Llegó húmeda a su casa. Estaba caliente y dispuesta a follarse a su marido, aunque al hacerlo iba a pensar en su reciente y maravillosa producción cinematográfica, poniendo ya a punto las escenas de cama. Pero Javier estaba cansado y tumbado en uno de los sofás, donde quedaría dormido al poco rato. ¡Ay, menos mal que por lo menos le había preparado la cena!
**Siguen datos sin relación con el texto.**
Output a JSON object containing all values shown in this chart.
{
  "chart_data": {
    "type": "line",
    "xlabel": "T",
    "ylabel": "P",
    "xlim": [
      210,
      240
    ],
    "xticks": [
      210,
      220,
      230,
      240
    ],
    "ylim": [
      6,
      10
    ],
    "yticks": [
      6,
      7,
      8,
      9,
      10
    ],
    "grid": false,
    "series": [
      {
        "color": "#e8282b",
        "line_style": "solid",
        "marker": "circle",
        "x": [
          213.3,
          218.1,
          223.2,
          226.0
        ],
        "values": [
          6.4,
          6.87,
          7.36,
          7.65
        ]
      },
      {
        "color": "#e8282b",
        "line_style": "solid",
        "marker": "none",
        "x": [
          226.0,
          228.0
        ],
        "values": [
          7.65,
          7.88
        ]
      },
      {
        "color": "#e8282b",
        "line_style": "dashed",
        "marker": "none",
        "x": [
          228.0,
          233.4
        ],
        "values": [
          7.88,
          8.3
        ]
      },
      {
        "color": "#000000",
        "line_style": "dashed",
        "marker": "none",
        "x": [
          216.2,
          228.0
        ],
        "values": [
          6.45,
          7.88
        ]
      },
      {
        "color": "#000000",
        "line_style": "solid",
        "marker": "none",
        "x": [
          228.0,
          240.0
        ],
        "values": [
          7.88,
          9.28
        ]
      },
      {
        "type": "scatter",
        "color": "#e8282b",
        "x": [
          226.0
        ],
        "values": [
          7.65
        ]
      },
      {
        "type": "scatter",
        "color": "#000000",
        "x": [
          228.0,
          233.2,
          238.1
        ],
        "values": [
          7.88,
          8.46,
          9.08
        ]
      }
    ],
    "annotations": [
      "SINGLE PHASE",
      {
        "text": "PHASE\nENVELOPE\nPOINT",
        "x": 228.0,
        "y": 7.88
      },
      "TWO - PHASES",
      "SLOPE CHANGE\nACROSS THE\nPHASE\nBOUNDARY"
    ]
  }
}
Antonia se fue sola a la cama, ya muy exaltada. La cabeza parecía a punto de estallarle, porque las imágenes se sucedían ahora no en cámara lenta como al principio, sino a velocidad vertiginosa. Al tiempo, eran cada vez más carnales, parecían recorrer raudas como impulsos eléctricos sus venas, nervios y células y tocaban tambores en su sexo, que latía agobiado suplicando placer. Se hundió el rojo consolador, el más grande que tenía, en su vagina, que era ya un mar encrespado. Como una posesa, empezó a penetrarse en un mete y saca salvaje. ¡Él la tendría gruesa, seguro, así sería, así! ¡Y chorrearía mucha leche al correrse, seguro! Es muy mayor para mi, pero eso a mi coño le gusta. ¿Por qué, por qué? Demasiado mayor, demasiado, viejo... ¡Me corro, me corro, hostia, hostia, me corro!

El orgasmo de Antonia fue de dinamita. Su consolador casi cobró vida al recibir las caricias y contracciones que la vagina de la mujer ansiaba ofrecer a la verga de Ángel. Sería hermoso, imaginó, aun entre espasmos de placer y hundiéndose ya en una sedante relajación, un hijo de aquel hombre... ¿Por qué pensaba tales cosas?